後日といってもかなり時間が経っているが夏子に確認したが記憶にないらしい。【その件に関して先生のほうから、ビニールを張ったことに対する説明があったはずである。知識と知恵の関係とハード及びソフトの関係についてである。この関係を解説してあるものが、クリエイテブマインドとそのプロセスです。クリエイテブ・ライフ参照。】
春先から大部屋の利点を生かして鉢植えの花を飾るようになった。大体、教室に鉢植えをおいてあるところは二組しかなかったように記憶している。【こんな優しさも持ち合わせていたのである。】ただ、先生同士仲良かったのだか理由は定かではないが、一年下の谷口先生のクラスでは真似をしていたようである。卒業の時、植木鉢とバット及びボールはそのクラスに譲ることとして【是はホームルームで先生から提案されて皆が賛成してそのようになった。】それぞれの路に旅立ったのである。

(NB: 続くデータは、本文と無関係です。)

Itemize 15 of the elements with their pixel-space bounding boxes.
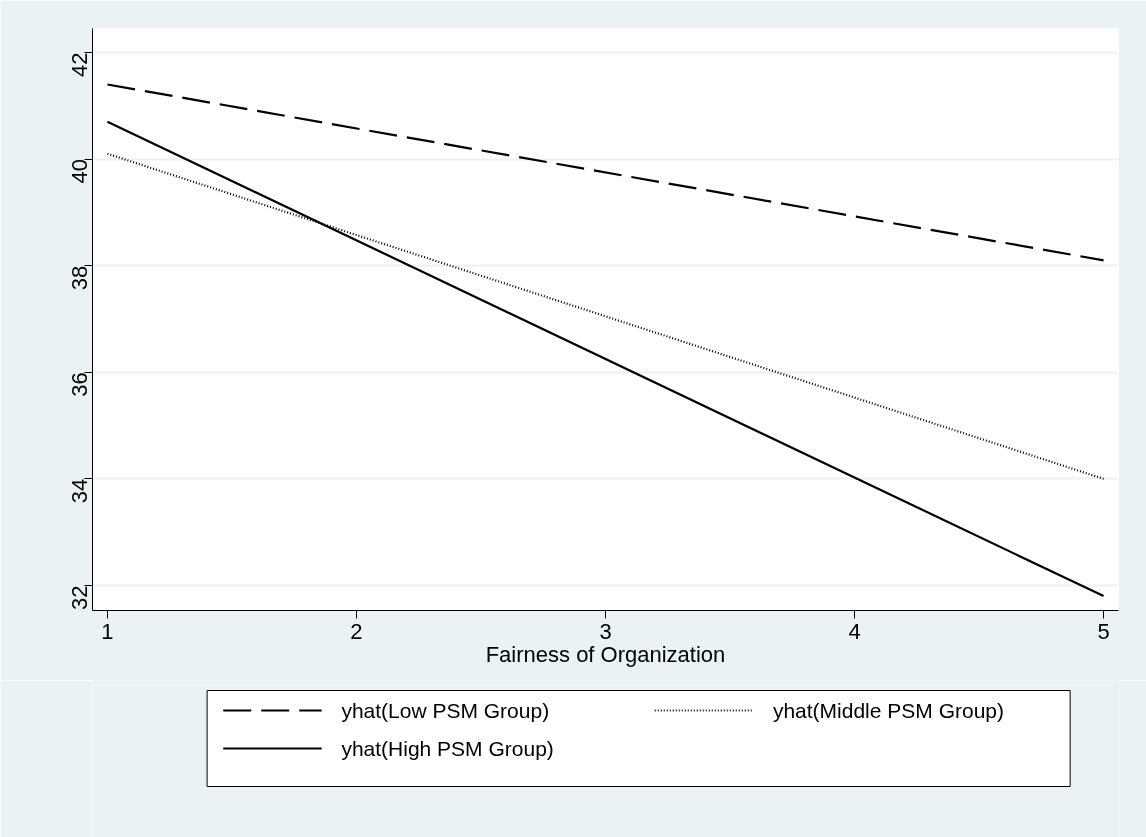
y-tick-label: 38 (67, 265, 92, 291)
legend-label: yhat(Low PSM Group) (341, 699, 550, 722)
legend-label: yhat(Middle PSM Group) (772, 699, 1005, 722)
x-axis-title: Fairness of Organization (485, 641, 726, 667)
x-tick-label: 2 (350, 618, 363, 644)
y-tick-label: 34 (67, 478, 92, 504)
y-tick-label: 36 (67, 372, 92, 397)
y-tick-label: 32 (67, 585, 92, 610)
y-tick-label: 42 (67, 52, 92, 77)
y-tick-label: 40 (67, 159, 92, 184)
x-tick-label: 3 (599, 618, 612, 644)
legend-label: yhat(High PSM Group) (341, 737, 554, 760)
x-tick-label: 4 (848, 618, 861, 644)
x-tick-label: 1 (101, 618, 114, 644)
x-tick-label: 5 (1097, 618, 1110, 644)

この問題も生活の中でどのように工夫、改善すればベターな方法であるかという生き方や考え方を示唆していると考えられるのであるが、恐らく、所得倍増計画の始めの時期に、時代の変化の真只中に、自分の教え子を送り出す、しかも、早い人は中学を卒業しただけの状態でのことに何らかの危惧を感じていたのかも知れないので、生活しながら考えるということ、実体験を通じて学ばせようとした節があると思っているのは私ばかりではないと考えている。【日常的思考の可能性、及びついで学】

現に健次郎が、先生に「ああいう言う風にしてきたことは指導要項にあったのですか。」と聞いていた事がある。彼の言う所の「ああいう風には」どういうことを言うのかわからないけれど、・・・。【卒業して恐らく30年ぐらい経った頃の同級会でのこと,大和屋の時か,峰子の幹事の時でワシントンホテルの時かも知れない。】「そんなものはなかった。」と先生は答えていたものと思えるが健次郎に確認して見ないとなんともいえない。先生は付け加えて「今では到底できることでは無いと思う。」といっていた。健次郎も納得していたようである。健次郎がそのことのほかに何を感じ、何を思ったかは話をしていないので、一度聞いてみたいと考えているがいまだ実現せずにいる。

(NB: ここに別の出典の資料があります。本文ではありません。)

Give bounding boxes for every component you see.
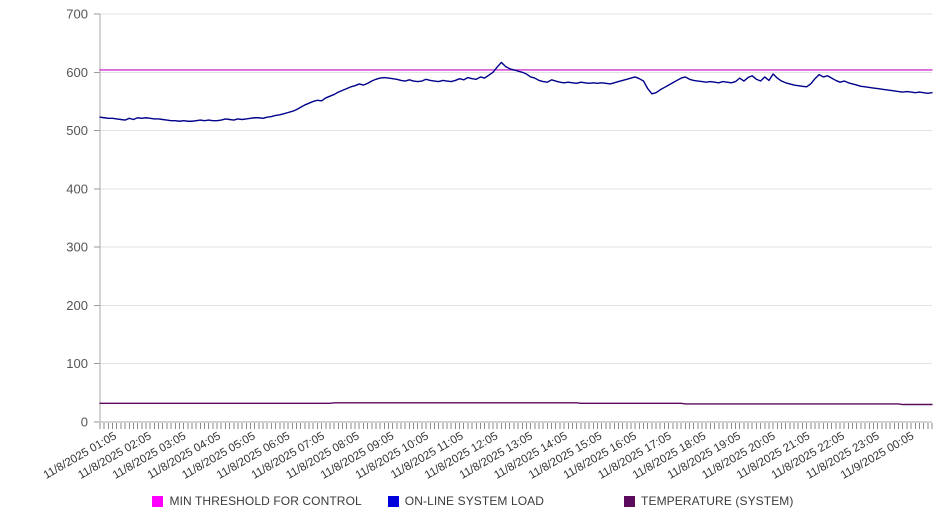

また、この問題は、後日住宅事情の変化の折にペアガラスなるものが出てきたのであるが、私たちはすでにかなり前にこのことをガラスではないが実行していたので、特許だの工業所有権などの勉強をするようになり、後の祭りになっていることに気が付く次第である。二組のだれもが気が付いていなかったと言う事で、先生も、私も、忠雄も、物理や数学に強かった健次郎も、現在建築関係の仕事をしている久雄も、直忠も,和光も、決定的当事者の夏子も、これで権利になっていたとしたらと考えると、後の祭りとは概してこういうものかも知れない。ただ、先生の発想力には感心していたと言うことである。【空気の対流を区分で区切ることで熱の伝導率が極端に低下する。】後日、クリエイテブマインド【創造的精神】とは恐らくこんなものではないだろうかというイメージを抱くきっかけになった。